John Eyrick or Heyrick (27)

Father: Thomas Eyricke(26)
Mother: unknown

Spouse: Mary (Bond)



Biography Notes...

Mayor of Leicestershire, buried in St. Martin's Church there, end of north aisle ("Heyrick's Chancel") "Here lyeth the body of John Heyrick late of this Parish, who departed this life ye 2d of April, 1589, being about the age of 76. He did marry Marie [in 1537] , ye descendent of John Bond of Wardende, in the Countie of Warwicke, Esquire, and did live with said Mary in one house full 52 years, and in all that time never buried man, woman, or child, though there were sometimes twenty in household. He had issue by said wife 5 sonnes and 7 daughters. The said Marie departed this life ye 8th of December, 1611, being of the age 97 years. She did see before her departure, of her children, and children's children, and their children, to the number of 142. The said John was Mayor of his towne in anno 1559, and again in anno 1572". (from Knowltons, 1897, Lord- Locke 1836, and 15. 11. in "A Genealogical Register" by Gen.

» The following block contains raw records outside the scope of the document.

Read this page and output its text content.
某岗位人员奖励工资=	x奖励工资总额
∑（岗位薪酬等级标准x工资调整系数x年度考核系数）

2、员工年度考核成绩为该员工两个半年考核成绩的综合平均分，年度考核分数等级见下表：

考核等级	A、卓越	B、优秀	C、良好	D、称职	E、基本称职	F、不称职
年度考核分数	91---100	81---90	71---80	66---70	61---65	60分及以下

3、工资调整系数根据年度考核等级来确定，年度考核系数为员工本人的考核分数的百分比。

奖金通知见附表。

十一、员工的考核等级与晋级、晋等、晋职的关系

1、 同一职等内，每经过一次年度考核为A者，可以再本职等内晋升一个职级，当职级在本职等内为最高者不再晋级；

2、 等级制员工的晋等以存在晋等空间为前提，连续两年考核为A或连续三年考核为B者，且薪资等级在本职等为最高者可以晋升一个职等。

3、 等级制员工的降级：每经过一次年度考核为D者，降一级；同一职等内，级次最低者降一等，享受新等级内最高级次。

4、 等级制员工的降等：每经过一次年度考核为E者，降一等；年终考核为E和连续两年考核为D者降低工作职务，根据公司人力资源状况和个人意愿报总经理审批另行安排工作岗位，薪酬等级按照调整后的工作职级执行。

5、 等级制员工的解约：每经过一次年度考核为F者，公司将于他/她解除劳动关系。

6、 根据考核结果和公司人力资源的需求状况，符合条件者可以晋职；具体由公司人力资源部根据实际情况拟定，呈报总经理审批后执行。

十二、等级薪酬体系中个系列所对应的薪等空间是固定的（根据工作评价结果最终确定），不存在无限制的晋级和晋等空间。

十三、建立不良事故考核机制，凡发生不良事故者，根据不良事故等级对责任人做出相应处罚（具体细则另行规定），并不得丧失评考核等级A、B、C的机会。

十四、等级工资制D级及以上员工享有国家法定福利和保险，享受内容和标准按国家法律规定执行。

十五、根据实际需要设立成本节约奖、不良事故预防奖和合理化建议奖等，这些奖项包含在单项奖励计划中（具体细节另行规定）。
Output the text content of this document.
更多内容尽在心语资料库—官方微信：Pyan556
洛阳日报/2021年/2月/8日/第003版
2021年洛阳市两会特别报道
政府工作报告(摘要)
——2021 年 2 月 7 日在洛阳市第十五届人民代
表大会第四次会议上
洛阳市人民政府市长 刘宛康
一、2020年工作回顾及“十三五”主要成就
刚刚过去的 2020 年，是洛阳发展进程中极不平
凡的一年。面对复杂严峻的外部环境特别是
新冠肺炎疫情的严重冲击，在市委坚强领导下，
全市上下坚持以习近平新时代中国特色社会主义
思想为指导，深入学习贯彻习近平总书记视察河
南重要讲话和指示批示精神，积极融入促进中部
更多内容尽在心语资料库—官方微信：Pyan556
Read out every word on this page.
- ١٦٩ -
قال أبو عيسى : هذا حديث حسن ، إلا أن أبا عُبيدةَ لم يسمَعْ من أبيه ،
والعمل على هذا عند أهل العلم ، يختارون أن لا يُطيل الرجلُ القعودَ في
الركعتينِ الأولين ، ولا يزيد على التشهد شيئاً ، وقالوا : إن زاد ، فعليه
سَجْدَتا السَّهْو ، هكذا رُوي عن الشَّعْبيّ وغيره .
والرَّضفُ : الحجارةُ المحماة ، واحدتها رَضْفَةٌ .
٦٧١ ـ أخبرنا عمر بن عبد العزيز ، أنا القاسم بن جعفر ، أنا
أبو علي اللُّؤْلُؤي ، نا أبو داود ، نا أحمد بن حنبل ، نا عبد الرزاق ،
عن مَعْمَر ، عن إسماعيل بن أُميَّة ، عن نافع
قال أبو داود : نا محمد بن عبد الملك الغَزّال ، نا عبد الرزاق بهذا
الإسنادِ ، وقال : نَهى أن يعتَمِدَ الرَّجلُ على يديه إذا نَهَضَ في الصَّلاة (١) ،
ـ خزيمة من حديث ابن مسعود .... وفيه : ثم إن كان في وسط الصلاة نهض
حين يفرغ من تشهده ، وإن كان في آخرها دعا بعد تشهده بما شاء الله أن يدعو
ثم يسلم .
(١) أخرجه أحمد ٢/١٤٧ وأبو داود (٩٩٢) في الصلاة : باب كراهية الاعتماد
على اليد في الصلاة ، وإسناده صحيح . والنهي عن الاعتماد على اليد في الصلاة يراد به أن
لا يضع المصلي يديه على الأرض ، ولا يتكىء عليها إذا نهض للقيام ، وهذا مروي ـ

Jedediah Herrick)

This John Heyricke [15] was by no means the first of his family established in Leicestershire, for it had possessed at an early date an estate at Great Stretton, and at a later period one at Houghton on the Hill. From that place Thomas, [13] the son of Robert Eyrick, [11] removed to Leicester late in the fifteenth or very early in the sixteenth century. He prospered, and filled some important offices in the town, but died early, leaving two sons, Nicolas [14] and John [15], the former being then about fourteen years of age, and the latter a child of about four years old, and a daughter of a still more tender age. Nicolas, like his father, was a leading man in the Leicester of that day, attaining to even higher Honours, for he was Mayor in 1552, an office which his father never filled.

" His brother John Heyricke (after being admitted to the Merchants' Guild in 1535) married (as we gather from his epitaph just quoted), when he was about twenty-four years of age, Mary the daughter of John Bond, Esq., of Ward End or Little Bromwich in Warwickshire. We are told that he brought his young wife to the family house in the Market Place, Leicester, which he had then purchased of his brother Nicholas. This house stood at the corner of the Cheapside, and there he carried on his business of an iron monger. In that house his twelve children were born, and in that house he most probably died, after having lived a life of much domestic happiness, singularly free from the anxieties and bereavements so frequently attending a large household, and after having filled the office of chief magistrate in his native town twice during a period of many national changes, political and religious.